Alkisah, ada
seorang tukang batu yang tengah sibuk memecah batu, ketika raja dan serombongan
pejabat istana lengkap dengan kereta kudanya melintas penuh wibawa. Tukang batu
yang nampak kelelahan itu mulai berandai-andai, betapa nikmatnya menjadi raja.
Jalan-jalan kesana kemari dengan kereta kuda yang penuh dengan wibawa.
“Duar”. Tuhan mengabulkan keinginannya. Berubahlah ia
menjadi raja. Ditengah pekerjaannya, ia dituntut untuk melakukan perjalanan
jauh yang melelahkan. Terik matahari mulai membakar kulitnya. Ia pun berpikir betapa enaknya jadi matahari
yang begitu leluasa mengatur panas kesana kemari.
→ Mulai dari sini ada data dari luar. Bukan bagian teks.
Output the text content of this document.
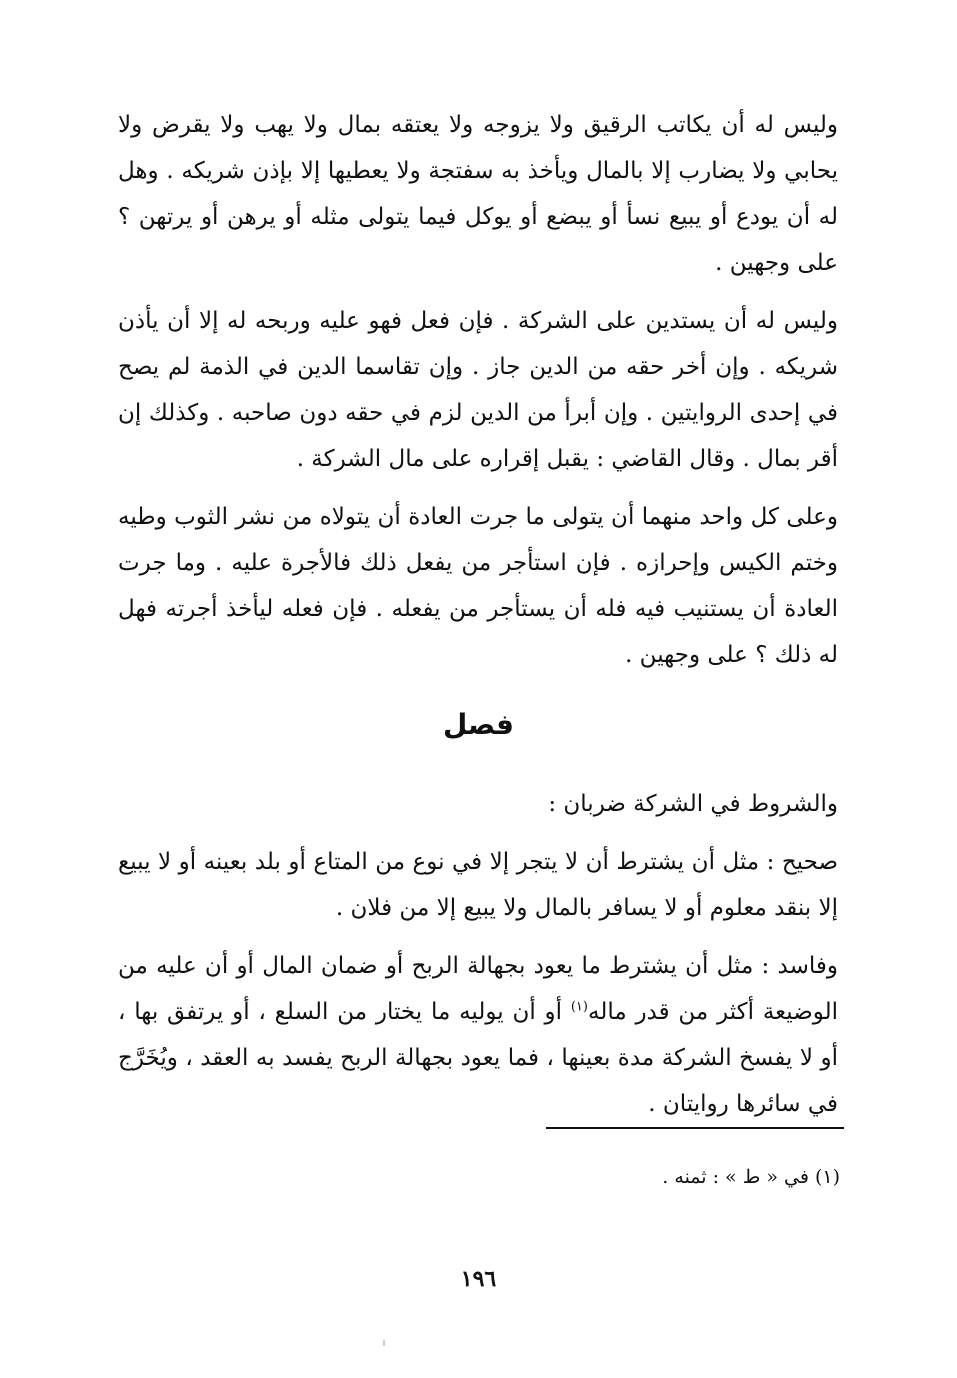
وليس له أن يكاتب الرقيق ولا يزوجه ولا يعتقه بمال ولا يهب ولا يقرض ولا يحابي ولا يضارب إلا بالمال ويأخذ به سفتجة ولا يعطيها إلا بإذن شريكه . وهل له أن يودع أو يبيع نسأ أو يبضع أو يوكل فيما يتولى مثله أو يرهن أو يرتهن ؟ على وجهين .

وليس له أن يستدين على الشركة . فإن فعل فهو عليه وربحه له إلا أن يأذن شريكه . وإن أخر حقه من الدين جاز . وإن تقاسما الدين في الذمة لم يصح في إحدى الروايتين . وإن أبرأ من الدين لزم في حقه دون صاحبه . وكذلك إن أقر بمال . وقال القاضي : يقبل إقراره على مال الشركة .

وعلى كل واحد منهما أن يتولى ما جرت العادة أن يتولاه من نشر الثوب وطيه وختم الكيس وإحرازه . فإن استأجر من يفعل ذلك فالأجرة عليه . وما جرت العادة أن يستنيب فيه فله أن يستأجر من يفعله . فإن فعله ليأخذ أجرته فهل له ذلك ؟ على وجهين .

فصل

والشروط في الشركة ضربان :

صحيح : مثل أن يشترط أن لا يتجر إلا في نوع من المتاع أو بلد بعينه أو لا يبيع إلا بنقد معلوم أو لا يسافر بالمال ولا يبيع إلا من فلان .

وفاسد : مثل أن يشترط ما يعود بجهالة الربح أو ضمان المال أو أن عليه من الوضيعة أكثر من قدر ماله$^{(١)}$ أو أن يوليه ما يختار من السلع ، أو يرتفق بها ، أو لا يفسخ الشركة مدة بعينها ، فما يعود بجهالة الربح يفسد به العقد ، ويُخَرَّج في سائرها روايتان .

(١) في « ط » : ثمنه .
١٩٦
“Duar”. Tuhan kembali mengabulkan permohonannya. Berubahlah
ia menjadi matahari. Tak berapa lama ia menyinari, datanglah awan yang menutupi
pancaran sinarnya. Ia pun mendengar
sorak sorai orang-orang menyambut awan sebagai pertanda turunnya hujan. Dan ia
kembali berandai, sungguh nikmat jika ia menjadi awan. Seketika itu Tuhan
mengabulkan permintaannya.
“Duar”. Berubahlah ia menjadi awan. Namun hal ini pun
tidak berlangsung lama. Ketika ia sedang asyik bersenda gurau dengan sang hujan,
datanglah angin yang mengusirnya. Ia merasa dilecehkan. Ia berharap kepada
Tuhan agar diubah menjadi angin. Tuhan yang baik hati kembali mengabulkan
harapannya.
“Duar”. Untuk kesekian kali tubuhnya melebur, dan kini
menjadi angin. Dengan kuasanya ia bebas menghembuskan angin sepoi-sepoi bahkan
menciptakan badai. Lama ia asyik bemain-main, akhirnya ia sadar. Ada satu benda
yang tidak bergeming walau sekencang apapun angin dan badai yang ia ciptakan.
Yaitu gunung.
Ia kembali
memohon agar tuhan mengubahnya menjadi gunung, dan “duar” sebuah gunung perkasa
dengan kokoh menjulang tinggi. Ia merasa bangga, kini takkan ada yang mengalahkan
keperkasaannya. Namun sayup–sayup terdengar ada orang yang sedang memukul
sesuatu. Ia merasa tidak asing dengan
suara itu, dan secara bersamaan ia merasakan sakit yang luar biasa. Ketika
sadar bagian tubuhnya dipukul-pukul oleh tukang batu, kesombongannya sekejap sirna.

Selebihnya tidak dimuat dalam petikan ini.